Tayal becomes insane and is brought to Imphal for treatment, and this is where she is rescued by Wangthoi and brought to his house to allow her to recover. Old memories return to soften hearts, but so do Tayal’s persistent nightmares. On one stormy night, similar to the one on Tombi’s death, she gets hysterical and rushes away from Wangthoi’s house to a bridge, ostensibly to end her life. Wangthoi comes after her and when he discovers what she was intending to do, slaps her to shock her out of her fitful delirium. She recovers and lives to marry her first love.

The story could have very well concluded at this point. All the messages the film wanted to convey, were already convincingly accomplished by then and there was no longer the need for the director to persist on saying it more explicitly, in what then became a case of stating the obvious. This insults the intelligence of discerning and serious audience.
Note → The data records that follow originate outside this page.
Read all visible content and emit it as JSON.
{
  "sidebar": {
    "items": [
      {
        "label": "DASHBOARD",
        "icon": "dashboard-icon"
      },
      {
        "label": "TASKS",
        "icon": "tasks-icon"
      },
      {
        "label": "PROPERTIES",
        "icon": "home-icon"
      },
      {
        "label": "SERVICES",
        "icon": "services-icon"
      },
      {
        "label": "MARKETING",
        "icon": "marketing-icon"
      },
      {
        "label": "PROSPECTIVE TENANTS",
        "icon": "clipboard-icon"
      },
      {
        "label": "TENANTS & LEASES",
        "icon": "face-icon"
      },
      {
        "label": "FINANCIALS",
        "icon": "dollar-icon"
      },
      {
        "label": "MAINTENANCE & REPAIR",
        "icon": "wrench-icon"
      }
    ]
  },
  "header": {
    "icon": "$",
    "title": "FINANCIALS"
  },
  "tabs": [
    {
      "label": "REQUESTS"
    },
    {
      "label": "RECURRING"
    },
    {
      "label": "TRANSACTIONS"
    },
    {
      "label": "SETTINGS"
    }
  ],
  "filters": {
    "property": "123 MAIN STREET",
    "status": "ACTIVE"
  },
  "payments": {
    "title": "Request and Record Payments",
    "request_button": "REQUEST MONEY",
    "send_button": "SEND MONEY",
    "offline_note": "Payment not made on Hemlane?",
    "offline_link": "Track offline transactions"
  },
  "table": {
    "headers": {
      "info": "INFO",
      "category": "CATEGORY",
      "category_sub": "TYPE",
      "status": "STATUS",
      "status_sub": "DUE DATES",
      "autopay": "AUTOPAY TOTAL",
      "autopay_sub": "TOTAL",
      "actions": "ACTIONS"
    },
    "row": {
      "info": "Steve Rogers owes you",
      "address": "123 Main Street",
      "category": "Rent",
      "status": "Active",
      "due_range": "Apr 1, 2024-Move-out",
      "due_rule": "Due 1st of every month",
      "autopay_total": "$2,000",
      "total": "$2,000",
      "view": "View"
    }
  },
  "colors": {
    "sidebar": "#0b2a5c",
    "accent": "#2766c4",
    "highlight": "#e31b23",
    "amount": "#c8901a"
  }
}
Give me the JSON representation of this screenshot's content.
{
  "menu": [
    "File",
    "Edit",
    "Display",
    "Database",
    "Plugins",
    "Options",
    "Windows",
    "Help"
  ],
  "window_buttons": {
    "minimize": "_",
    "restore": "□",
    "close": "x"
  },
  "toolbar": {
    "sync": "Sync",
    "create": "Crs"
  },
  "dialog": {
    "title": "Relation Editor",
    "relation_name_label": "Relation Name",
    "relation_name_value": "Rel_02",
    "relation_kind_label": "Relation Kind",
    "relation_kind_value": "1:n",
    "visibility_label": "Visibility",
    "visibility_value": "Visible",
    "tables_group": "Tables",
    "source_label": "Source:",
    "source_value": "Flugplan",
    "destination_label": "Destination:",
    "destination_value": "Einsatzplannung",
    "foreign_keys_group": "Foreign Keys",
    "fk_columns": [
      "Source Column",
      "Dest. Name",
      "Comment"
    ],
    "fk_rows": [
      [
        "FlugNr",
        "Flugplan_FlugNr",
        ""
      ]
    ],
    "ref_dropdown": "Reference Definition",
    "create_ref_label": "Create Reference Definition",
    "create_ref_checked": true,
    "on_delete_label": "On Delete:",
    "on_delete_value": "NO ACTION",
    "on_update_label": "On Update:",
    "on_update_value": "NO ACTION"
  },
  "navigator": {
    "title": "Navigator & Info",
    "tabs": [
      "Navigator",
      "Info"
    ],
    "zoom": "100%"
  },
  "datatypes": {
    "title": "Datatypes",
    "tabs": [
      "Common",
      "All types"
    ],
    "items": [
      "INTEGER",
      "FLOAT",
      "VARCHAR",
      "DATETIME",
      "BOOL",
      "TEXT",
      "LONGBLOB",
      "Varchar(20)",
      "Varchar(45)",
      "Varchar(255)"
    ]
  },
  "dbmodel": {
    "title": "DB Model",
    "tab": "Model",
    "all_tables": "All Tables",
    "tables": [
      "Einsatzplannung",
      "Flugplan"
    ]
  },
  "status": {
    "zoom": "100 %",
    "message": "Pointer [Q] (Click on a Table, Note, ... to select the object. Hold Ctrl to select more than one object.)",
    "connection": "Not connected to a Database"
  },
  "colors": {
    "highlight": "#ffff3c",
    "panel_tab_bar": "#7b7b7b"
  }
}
The story however was allowed to drag on, and upon the summon by a faction of the same feuding militant group, Tayal leaves for Moirang alone, as her husband Wangthoi was busy for the day. He however promises to pick her up from Moirang after work.

At a location on the Loktak lake, Tayal comes to the militant hideout, and to her utter disbelief, finds her first husband Tombi, who she had imagined was killed on that stormy night. Tombi who is now a cadre of the militant faction, however he is magnanimous and does not blame her. She faints, recovers and runs away in bewildered despair. Wangthoi who had just arrived to take her back home, finds her in this state. He pursues his hysterical wife and comforts her with the words that it was nobody’s fault, but that of the time they lived in.

The sequences that followed the slapping on the bridge, threatened to relapse this well made film into the familiar melodrama of the fantastic, improbable and even ludicrous. All this just to spell out the core message that it was a situational tragedy – as if the audience had to be spoon fed. Come on, nobody, except the hopelessly retarded, needs to be told sugar is sweet.  Moreover, a little bit of the sense of incompleteness of form is an aesthetic tool to evoke heighten interest, which is why a circle or a square is considered less interesting aesthetically than an oval or a rectangle. You don’t have a square television set do you.

No, Mami Sami did not shake off melodrama altogether. Maybe it cannot. It may also be the case that Manipuri cinema goers want the narratives to be long and winding and woven liberally with fantasy. First, because it is a way of escaping from the dreary and oppressive life that has become theirs today, but equally, they have little other worthwhile entertainment. So, just as Victorian novels were intimidatingly long (ever read Charles Dickens or William Makepeace Thackeray), Manipuri digital cinema may be called upon to last three hours and more by the demands of the market.

The story otherwise is arresting. It tells of not just the fortunes of individuals, but of their helplessness against the overwhelming, far too often mindless circumstance of violence that has become their destiny. But it was also positive, for the fighting individuals, whatever the odds against them, were never quitters.